Visitaba con frecuencia a Lais, pero ya no vivía con ella. Estaba encantada de mi amistad con Jerjes, o, por lo menos, eso decía. Años más tarde me confesó que esa amistad le había preocupado.
—En aquellos días todos pensaban que Artobazanes sería el sucesor de Darío. Y, en ese caso, Jerjes hubiera sido ejecutado con todos sus amigos.
No creo ahora haber tenido conciencia de ningún peligro. Jerjes era un compañero maravilloso. Todo le era fácil. Era un experto jinete, diestro en el uso de toda clase de armas. Aunque no le interesaban mucho las lecciones de los Magos, podía leer con cierta facilidad. No creo que supiera escribir.
Todos los años, cuando llegaba la estación, acompañábamos al Gran Rey de Susa a Ecbatana, luego a Babilonia y por fin de vuelta a Susa. Jerjes y yo preferíamos Babilonia a las demás capitales. \1\2a qué joven no le ocurría lo mismo?
Nuestras vidas de estudiante estaban totalmente sujetas al control de oficiales del ejército, Magos y eunucos. Por otra parte, la corte era la corte en todas las ciudades, y también la escuela de palacio. No teníamos más libertad que los esclavos de las minas de plata de mi abuelo. Sin embargo, teníamos conciencia de que en Babilonia había una vida verdaderamente excitante más allá de los estrictos límites de la corte de Darío. Jerjes, Mardonio y yo nos preguntábamos ansiosamente cómo sería visitar la ciudad cuando la corte no estaba en Babilonia. A los diecinueve años esa ansiedad halló respuesta.
Mardonio era un joven de rápida inteligencia que parecía agradar mucho a Darío. Digo parecía porque nadie supo nunca qué pensaba realmente Darío de otra persona. Era un consumado manipulador de hombres, con un encanto extrañamente brutal. El Gran Rey era también el más inescrutable de los hombres y casi nadie sabía con exactitud cuál era su parecer hasta que era demasiado tarde. Ciertamente, a Darío le importaba que el padre de Mardonio fuera Gobryas, un rival en potencia y, en el mejor de los casos, un hombre difícil. Por consiguiente, Darío se mostraba muy indulgente con el padre y con el hijo.

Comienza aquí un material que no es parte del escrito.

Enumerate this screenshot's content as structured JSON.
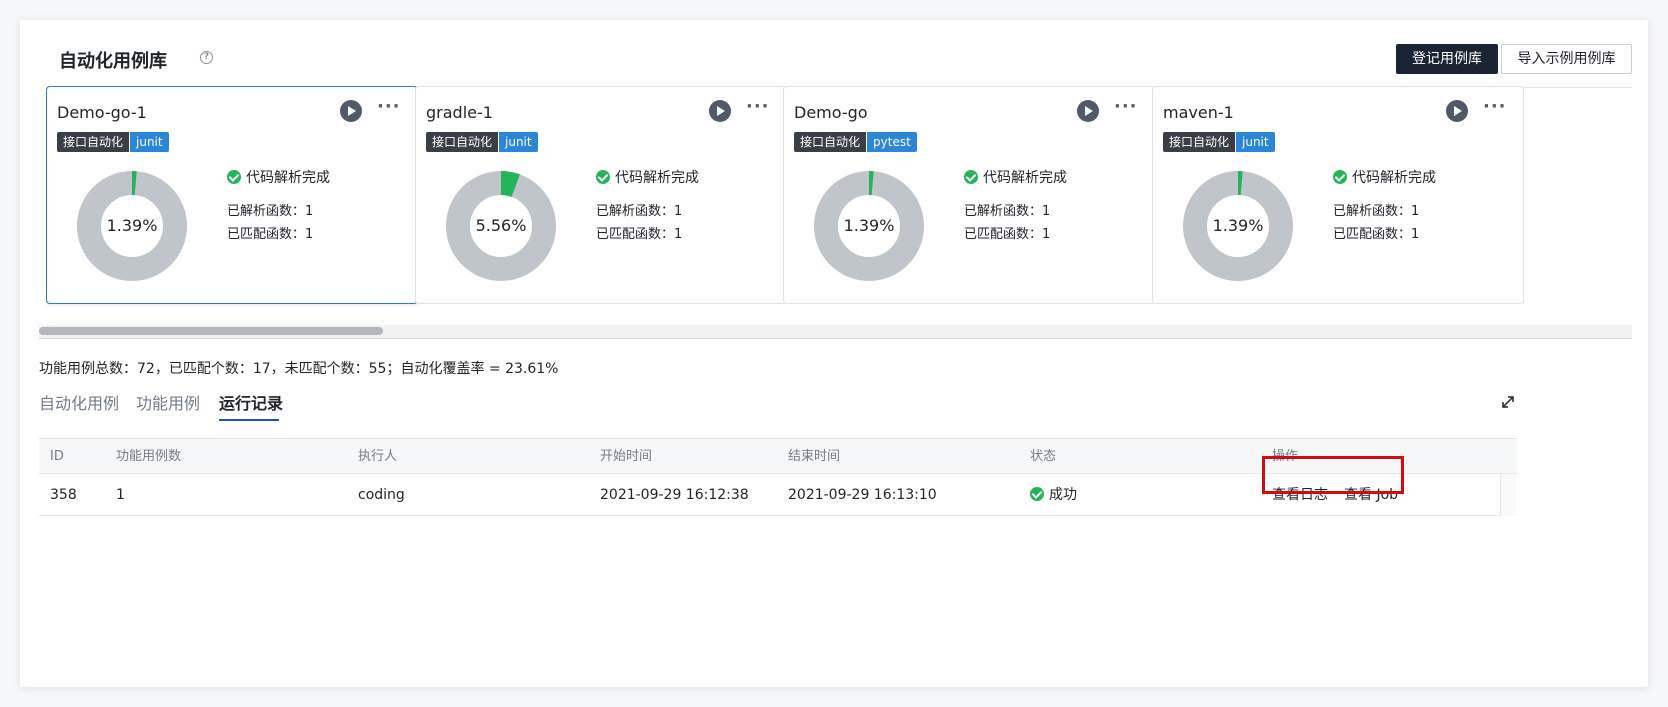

El día del aniversario del Gran Rey, éste, en presencia de los miembros y entenados de la familia real, unge su frente según el ritual y concede un deseo a quienes le agradan. Aquel año, en Susa, le tocó a Jerjes sostener el jarro de plata lleno de agua de rosas, y Mardonio secó con una toalla de seda el pelo y la barba de Darío.
—¿Qué puedo darte, Mardonio? —El Gran Rey estaba de buen animo, a pesar de su disgusto por los aniversarios y por la muerte que presagian.

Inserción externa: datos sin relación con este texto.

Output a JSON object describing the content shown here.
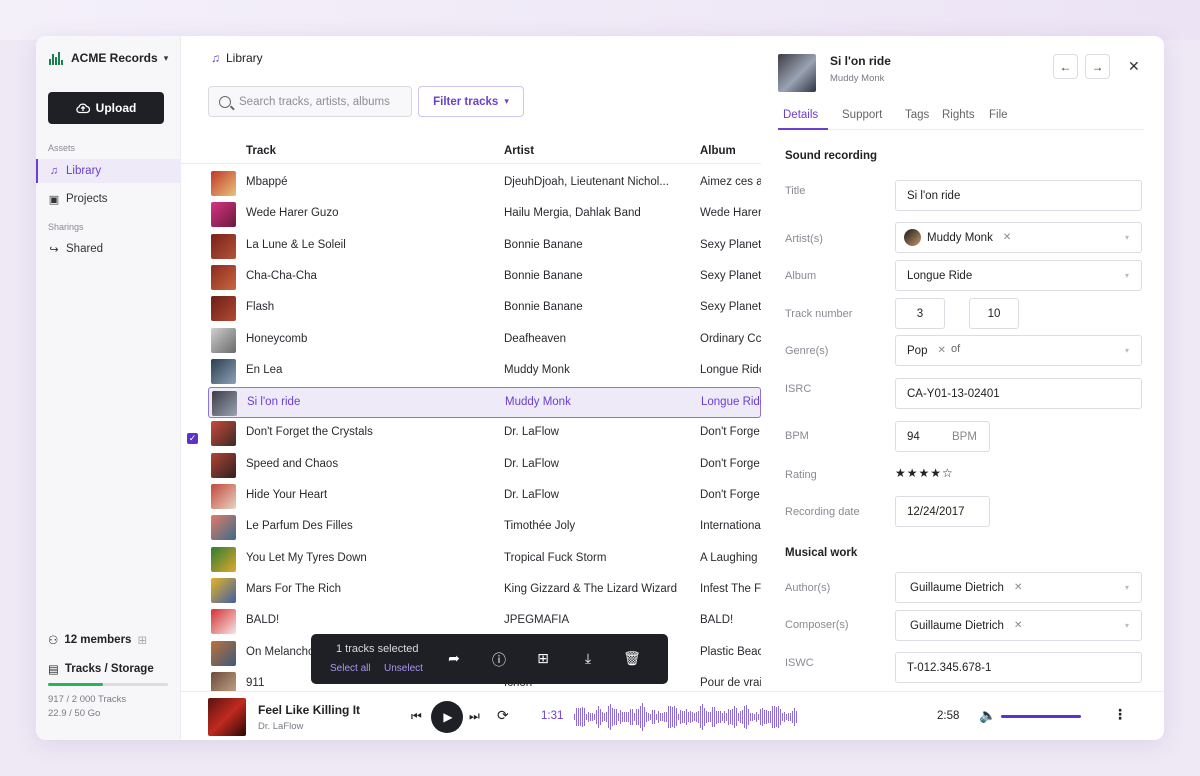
{
  "brand": {
    "name": "ACME Records"
  },
  "sidebar": {
    "upload_label": "Upload",
    "section_assets": "Assets",
    "items": [
      {
        "label": "Library"
      },
      {
        "label": "Projects"
      }
    ],
    "section_sharings": "Sharings",
    "shared_label": "Shared",
    "members_label": "12 members",
    "storage_label": "Tracks / Storage",
    "tracks_usage": "917 / 2 000 Tracks",
    "storage_usage": "22.9 / 50 Go",
    "tracks_fraction": 0.46
  },
  "main": {
    "breadcrumb": "Library",
    "search_placeholder": "Search tracks, artists, albums",
    "filter_label": "Filter tracks",
    "columns": [
      "Track",
      "Artist",
      "Album"
    ],
    "rows": [
      {
        "track": "Mbappé",
        "artist": "DjeuhDjoah, Lieutenant Nichol...",
        "album": "Aimez ces a"
      },
      {
        "track": "Wede Harer Guzo",
        "artist": "Hailu Mergia, Dahlak Band",
        "album": "Wede Harer"
      },
      {
        "track": "La Lune & Le Soleil",
        "artist": "Bonnie Banane",
        "album": "Sexy Planet"
      },
      {
        "track": "Cha-Cha-Cha",
        "artist": "Bonnie Banane",
        "album": "Sexy Planet"
      },
      {
        "track": "Flash",
        "artist": "Bonnie Banane",
        "album": "Sexy Planet"
      },
      {
        "track": "Honeycomb",
        "artist": "Deafheaven",
        "album": "Ordinary Cc"
      },
      {
        "track": "En Lea",
        "artist": "Muddy Monk",
        "album": "Longue Ride"
      },
      {
        "track": "Si l'on ride",
        "artist": "Muddy Monk",
        "album": "Longue Ride"
      },
      {
        "track": "Don't Forget the Crystals",
        "artist": "Dr. LaFlow",
        "album": "Don't Forge"
      },
      {
        "track": "Speed and Chaos",
        "artist": "Dr. LaFlow",
        "album": "Don't Forge"
      },
      {
        "track": "Hide Your Heart",
        "artist": "Dr. LaFlow",
        "album": "Don't Forge"
      },
      {
        "track": "Le Parfum Des Filles",
        "artist": "Timothée Joly",
        "album": "Internationa"
      },
      {
        "track": "You Let My Tyres Down",
        "artist": "Tropical Fuck Storm",
        "album": "A Laughing"
      },
      {
        "track": "Mars For The Rich",
        "artist": "King Gizzard & The Lizard Wizard",
        "album": "Infest The F"
      },
      {
        "track": "BALD!",
        "artist": "JPEGMAFIA",
        "album": "BALD!"
      },
      {
        "track": "On Melancho",
        "artist": "",
        "album": "Plastic Beac"
      },
      {
        "track": "911",
        "artist": "Ichon",
        "album": "Pour de vrai"
      }
    ]
  },
  "selection": {
    "count_label": "1 tracks selected",
    "select_all": "Select all",
    "unselect": "Unselect"
  },
  "details": {
    "title": "Si l'on ride",
    "artist": "Muddy Monk",
    "tabs": [
      "Details",
      "Support",
      "Tags",
      "Rights",
      "File"
    ],
    "section_recording": "Sound recording",
    "labels": {
      "title": "Title",
      "artists": "Artist(s)",
      "album": "Album",
      "track_number": "Track number",
      "genres": "Genre(s)",
      "isrc": "ISRC",
      "bpm": "BPM",
      "rating": "Rating",
      "recording_date": "Recording date",
      "authors": "Author(s)",
      "composers": "Composer(s)",
      "iswc": "ISWC"
    },
    "values": {
      "title": "Si l'on ride",
      "artist": "Muddy Monk",
      "album": "Longue Ride",
      "track_number": "3",
      "of_label": "of",
      "track_total": "10",
      "genre": "Pop",
      "isrc": "CA-Y01-13-02401",
      "bpm": "94",
      "bpm_unit": "BPM",
      "rating_stars": "★★★★☆",
      "rating": 4,
      "recording_date": "12/24/2017",
      "author": "Guillaume Dietrich",
      "composer": "Guillaume Dietrich",
      "iswc": "T-012.345.678-1"
    },
    "section_musical": "Musical work"
  },
  "player": {
    "title": "Feel Like Killing It",
    "artist": "Dr. LaFlow",
    "current_time": "1:31",
    "duration": "2:58",
    "volume": 1.0
  },
  "colors": {
    "accent": "#6b3fd0",
    "dark": "#1f2025",
    "success": "#2bb35a"
  }
}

—El gobierno de Babilonia durante el tercer mes del año nuevo, Gran Rey.
Aunque el protocolo impone que el Gran Rey jamás demuestre sorpresa, Jerjes me dijo que su padre estaba totalmente sorprendido.
—¿Babilonia? ¿Por qué Babilonia? ¿Y por qué el gobierno durante sólo un mes?
Pero Mardonio no respondió. Simplemente se agachó a los pies de Darío, posición ceremonial que significa: Soy tu esclavo, haz conmigo lo que quieras.
Darío miró fijamente a Mardonio. Luego contempló el salón atestado. Aunque nadie podía mirarlo directamente, Jerjes lo hizo. Y sonrió cuando su padre lo miró.
—Jamás he conocido una persona más modesta. —Darío afectaba ahora asombro—. Por supuesto, se han hecho muchas fortunas en menos de un mes. Pero no en Babilonia, sin duda. Cuando se trata de dinero, la gente de pelo negro es mucho más inteligente que nosotros, los persas.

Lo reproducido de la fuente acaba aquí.